What legal standard applies to secondary service connection?

38 CFR § 3.310(a) states: "Disability which is proximately due to or the result of a service-connected disease or injury shall be service connected." The aggravation variant under § 3.310(b) applies where the primary condition permanently worsens a pre-existing disability beyond its natural progression. Both standards require a showing of nexus — a medical or scientific link between the primary condition and the secondary.

How strong is the medical evidence for this pairing?

The medical evidence supporting Pulmonary Hypertension as secondary to Chronic Obstructive Pulmonary Disease (COPD) / Emphysema is rated strong. Pulmonary hypertension (PH) is a direct anatomical complication of COPD that develops through progressive destruction of the pulmonary vascular bed. In COPD, emphysematous alveolar destruction obliterates alveolar capillaries, mechanically reducing the cross-sectional area of the pulmonary vascular bed and increasing pulmonary vascular resistance. Chronic alveolar hypoxia triggers sustained hypoxic pulmonary vasoconstriction (HPV) in remaining vessels via Rho-kinase pathway activation, causing pulmonary arteriolar smooth muscle hypertrophy and remodeling. Endothelial dysfunction from oxidative stress further impairs vasodilation. Cor pulmonale (right heart failure from pulmonary hypertension) is the terminal cardiac complication of COPD. COPD is the most common cause of PH (Group 3 pulmonary hypertension) worldwide.
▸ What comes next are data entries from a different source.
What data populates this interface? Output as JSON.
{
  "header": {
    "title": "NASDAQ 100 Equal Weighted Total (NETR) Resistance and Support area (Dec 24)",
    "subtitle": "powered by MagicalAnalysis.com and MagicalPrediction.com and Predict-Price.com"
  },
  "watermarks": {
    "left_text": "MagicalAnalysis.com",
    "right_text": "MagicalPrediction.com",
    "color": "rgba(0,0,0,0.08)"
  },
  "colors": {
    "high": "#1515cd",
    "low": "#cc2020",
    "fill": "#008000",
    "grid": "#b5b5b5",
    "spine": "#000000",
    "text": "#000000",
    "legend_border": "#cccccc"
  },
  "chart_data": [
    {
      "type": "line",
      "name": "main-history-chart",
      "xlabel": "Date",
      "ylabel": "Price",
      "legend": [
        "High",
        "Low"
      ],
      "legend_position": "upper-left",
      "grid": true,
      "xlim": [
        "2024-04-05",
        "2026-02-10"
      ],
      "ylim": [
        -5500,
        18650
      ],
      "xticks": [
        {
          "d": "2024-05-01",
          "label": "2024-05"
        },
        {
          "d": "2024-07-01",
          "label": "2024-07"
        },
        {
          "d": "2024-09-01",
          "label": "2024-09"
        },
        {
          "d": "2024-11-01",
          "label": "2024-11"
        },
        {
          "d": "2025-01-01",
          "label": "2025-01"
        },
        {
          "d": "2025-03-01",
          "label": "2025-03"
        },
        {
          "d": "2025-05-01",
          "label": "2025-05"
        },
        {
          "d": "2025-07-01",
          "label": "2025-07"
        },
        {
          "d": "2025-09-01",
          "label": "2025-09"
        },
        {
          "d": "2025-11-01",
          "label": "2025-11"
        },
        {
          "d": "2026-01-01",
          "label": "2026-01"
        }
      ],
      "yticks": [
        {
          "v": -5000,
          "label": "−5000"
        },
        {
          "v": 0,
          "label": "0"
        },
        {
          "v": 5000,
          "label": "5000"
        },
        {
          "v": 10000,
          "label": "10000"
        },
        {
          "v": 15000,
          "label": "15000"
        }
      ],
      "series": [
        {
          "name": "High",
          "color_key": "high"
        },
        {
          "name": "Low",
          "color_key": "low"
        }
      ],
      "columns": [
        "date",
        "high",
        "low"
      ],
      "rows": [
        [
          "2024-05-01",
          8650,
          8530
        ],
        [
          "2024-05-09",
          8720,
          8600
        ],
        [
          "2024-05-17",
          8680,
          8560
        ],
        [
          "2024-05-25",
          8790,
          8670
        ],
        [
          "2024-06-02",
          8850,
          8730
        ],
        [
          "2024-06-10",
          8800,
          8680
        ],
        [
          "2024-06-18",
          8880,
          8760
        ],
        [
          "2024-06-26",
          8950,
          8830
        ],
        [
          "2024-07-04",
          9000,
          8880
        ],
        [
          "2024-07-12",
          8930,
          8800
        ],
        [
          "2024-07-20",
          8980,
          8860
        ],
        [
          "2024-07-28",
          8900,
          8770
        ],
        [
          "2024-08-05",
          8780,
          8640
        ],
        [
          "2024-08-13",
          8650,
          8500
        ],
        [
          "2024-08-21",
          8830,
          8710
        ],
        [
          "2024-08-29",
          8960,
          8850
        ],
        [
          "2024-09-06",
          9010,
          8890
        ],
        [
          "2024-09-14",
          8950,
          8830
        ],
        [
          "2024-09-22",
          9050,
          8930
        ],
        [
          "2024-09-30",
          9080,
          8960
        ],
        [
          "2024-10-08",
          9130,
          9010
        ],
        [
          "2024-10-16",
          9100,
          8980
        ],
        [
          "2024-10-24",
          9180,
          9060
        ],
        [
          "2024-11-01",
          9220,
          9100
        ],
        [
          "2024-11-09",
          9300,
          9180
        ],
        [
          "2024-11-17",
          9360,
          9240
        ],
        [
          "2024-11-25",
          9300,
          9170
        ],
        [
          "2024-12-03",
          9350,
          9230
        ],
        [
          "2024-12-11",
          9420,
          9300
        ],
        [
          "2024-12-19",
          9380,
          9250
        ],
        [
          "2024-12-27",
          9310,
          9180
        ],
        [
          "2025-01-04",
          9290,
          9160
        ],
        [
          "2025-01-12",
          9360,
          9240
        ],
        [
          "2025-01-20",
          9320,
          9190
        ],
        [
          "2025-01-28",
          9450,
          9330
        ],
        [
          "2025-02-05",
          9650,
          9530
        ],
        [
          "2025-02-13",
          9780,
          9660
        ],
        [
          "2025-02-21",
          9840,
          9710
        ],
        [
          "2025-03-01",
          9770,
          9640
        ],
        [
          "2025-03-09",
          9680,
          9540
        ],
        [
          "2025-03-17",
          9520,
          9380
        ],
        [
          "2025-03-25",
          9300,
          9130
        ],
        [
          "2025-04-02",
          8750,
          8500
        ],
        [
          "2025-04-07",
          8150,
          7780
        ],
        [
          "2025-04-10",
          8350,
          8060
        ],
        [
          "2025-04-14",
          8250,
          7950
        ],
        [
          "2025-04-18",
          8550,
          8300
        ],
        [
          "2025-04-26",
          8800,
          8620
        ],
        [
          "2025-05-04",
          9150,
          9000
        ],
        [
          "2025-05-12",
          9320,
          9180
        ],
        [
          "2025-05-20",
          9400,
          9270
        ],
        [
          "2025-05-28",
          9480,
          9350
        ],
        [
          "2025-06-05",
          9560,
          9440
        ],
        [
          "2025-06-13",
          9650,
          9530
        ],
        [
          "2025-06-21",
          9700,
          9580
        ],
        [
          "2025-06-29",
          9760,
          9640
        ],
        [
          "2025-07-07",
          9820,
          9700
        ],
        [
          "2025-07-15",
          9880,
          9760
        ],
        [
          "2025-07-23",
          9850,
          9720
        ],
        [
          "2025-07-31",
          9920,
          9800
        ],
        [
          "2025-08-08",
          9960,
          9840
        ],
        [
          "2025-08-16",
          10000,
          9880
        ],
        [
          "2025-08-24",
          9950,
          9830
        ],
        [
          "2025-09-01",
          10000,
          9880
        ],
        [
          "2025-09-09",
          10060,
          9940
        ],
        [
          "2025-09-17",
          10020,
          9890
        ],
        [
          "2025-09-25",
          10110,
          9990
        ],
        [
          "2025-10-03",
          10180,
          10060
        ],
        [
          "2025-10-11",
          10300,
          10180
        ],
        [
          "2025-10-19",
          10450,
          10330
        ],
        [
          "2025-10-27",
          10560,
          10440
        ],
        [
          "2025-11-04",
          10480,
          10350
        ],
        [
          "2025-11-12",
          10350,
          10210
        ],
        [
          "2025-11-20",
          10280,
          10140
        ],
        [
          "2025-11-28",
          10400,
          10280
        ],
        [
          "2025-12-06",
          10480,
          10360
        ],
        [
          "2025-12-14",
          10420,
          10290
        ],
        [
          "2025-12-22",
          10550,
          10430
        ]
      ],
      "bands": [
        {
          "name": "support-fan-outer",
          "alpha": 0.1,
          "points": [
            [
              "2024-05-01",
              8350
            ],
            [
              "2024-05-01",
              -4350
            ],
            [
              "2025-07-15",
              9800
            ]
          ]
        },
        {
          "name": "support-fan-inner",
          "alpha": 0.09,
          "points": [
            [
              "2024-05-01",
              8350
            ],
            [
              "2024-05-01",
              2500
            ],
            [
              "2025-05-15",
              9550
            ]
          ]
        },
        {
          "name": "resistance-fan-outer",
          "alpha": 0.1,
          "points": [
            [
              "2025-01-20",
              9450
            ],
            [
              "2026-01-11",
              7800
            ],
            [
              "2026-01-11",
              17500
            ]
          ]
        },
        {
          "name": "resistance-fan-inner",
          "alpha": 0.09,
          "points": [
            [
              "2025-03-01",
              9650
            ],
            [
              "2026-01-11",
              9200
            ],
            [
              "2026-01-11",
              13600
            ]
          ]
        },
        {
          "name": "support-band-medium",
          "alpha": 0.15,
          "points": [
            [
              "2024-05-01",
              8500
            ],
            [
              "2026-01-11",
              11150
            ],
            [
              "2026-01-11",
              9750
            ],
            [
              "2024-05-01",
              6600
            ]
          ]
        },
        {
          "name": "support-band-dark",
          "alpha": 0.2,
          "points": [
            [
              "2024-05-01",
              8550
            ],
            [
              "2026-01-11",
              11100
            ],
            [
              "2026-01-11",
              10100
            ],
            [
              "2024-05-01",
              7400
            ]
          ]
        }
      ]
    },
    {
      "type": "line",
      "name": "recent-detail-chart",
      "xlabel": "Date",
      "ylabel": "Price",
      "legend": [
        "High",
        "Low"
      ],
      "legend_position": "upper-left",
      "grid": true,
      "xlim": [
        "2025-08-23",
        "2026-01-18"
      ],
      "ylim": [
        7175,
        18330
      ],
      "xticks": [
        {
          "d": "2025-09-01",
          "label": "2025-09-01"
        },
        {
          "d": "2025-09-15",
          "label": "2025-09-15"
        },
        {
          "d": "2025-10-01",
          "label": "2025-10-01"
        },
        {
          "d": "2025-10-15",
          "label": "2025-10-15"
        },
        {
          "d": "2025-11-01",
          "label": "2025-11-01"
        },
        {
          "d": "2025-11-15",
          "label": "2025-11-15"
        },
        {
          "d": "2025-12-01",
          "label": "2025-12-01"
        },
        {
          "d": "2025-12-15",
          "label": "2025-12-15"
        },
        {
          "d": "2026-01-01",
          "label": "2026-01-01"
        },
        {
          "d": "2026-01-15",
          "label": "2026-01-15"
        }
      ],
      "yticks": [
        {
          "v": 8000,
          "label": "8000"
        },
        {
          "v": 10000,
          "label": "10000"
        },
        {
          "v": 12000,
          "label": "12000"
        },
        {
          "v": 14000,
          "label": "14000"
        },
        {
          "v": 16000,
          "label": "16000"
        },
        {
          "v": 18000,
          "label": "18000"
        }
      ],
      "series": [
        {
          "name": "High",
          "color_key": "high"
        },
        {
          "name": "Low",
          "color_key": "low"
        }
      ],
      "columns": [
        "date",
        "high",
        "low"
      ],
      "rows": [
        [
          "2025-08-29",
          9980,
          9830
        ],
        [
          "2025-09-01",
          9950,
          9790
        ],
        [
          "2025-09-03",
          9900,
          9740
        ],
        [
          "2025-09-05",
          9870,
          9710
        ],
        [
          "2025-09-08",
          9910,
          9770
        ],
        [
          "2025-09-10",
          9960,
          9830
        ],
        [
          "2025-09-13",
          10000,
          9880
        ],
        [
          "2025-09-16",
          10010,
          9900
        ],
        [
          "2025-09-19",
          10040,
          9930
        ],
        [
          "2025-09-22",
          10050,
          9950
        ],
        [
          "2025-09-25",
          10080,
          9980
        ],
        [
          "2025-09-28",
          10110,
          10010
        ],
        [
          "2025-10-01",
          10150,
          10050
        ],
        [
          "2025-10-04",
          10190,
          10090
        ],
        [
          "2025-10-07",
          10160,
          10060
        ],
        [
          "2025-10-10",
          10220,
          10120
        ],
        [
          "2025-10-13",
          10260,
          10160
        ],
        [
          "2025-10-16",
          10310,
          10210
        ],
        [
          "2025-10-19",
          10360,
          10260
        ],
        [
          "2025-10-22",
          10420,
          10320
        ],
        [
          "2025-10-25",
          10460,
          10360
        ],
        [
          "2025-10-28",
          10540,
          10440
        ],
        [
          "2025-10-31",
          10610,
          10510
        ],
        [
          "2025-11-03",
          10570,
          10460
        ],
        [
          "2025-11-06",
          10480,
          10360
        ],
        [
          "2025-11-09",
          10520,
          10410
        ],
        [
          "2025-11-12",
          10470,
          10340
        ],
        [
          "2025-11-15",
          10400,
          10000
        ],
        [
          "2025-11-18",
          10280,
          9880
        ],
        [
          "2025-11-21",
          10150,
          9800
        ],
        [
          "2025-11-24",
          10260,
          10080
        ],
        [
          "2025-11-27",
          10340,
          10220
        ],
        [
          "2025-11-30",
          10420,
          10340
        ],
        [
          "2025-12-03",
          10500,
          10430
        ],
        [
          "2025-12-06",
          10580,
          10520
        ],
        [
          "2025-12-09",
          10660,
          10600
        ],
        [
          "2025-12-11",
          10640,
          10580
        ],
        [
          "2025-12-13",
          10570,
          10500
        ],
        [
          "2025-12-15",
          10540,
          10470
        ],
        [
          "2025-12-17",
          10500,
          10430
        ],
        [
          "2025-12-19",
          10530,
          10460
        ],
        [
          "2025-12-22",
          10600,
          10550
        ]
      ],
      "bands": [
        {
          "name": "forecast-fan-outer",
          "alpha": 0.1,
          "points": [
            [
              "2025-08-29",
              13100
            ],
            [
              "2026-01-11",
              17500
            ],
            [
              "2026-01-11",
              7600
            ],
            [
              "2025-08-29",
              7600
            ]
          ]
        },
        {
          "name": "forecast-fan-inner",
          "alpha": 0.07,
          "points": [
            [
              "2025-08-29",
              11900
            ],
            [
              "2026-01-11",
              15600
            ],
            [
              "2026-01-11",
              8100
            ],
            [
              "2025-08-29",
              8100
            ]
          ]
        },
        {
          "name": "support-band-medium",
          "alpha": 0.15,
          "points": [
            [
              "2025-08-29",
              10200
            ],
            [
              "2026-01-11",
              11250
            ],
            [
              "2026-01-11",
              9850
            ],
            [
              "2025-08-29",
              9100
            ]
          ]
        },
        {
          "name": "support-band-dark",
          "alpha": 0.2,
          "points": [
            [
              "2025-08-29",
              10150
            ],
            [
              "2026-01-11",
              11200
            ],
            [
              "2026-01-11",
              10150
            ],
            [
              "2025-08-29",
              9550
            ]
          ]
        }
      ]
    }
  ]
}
Do I need a nexus letter for a secondary claim?

The VA will not solicit nexus evidence on your behalf for secondary claims. In practice, a written nexus opinion from a private physician or independent medical examiner is essential — the VA's Compensation & Pension (C&P) examiner is not required to produce a favorable nexus opinion, and the VA has discretion to weigh competing opinions. Submitting a private nexus letter at the time of filing is the most reliable strategy.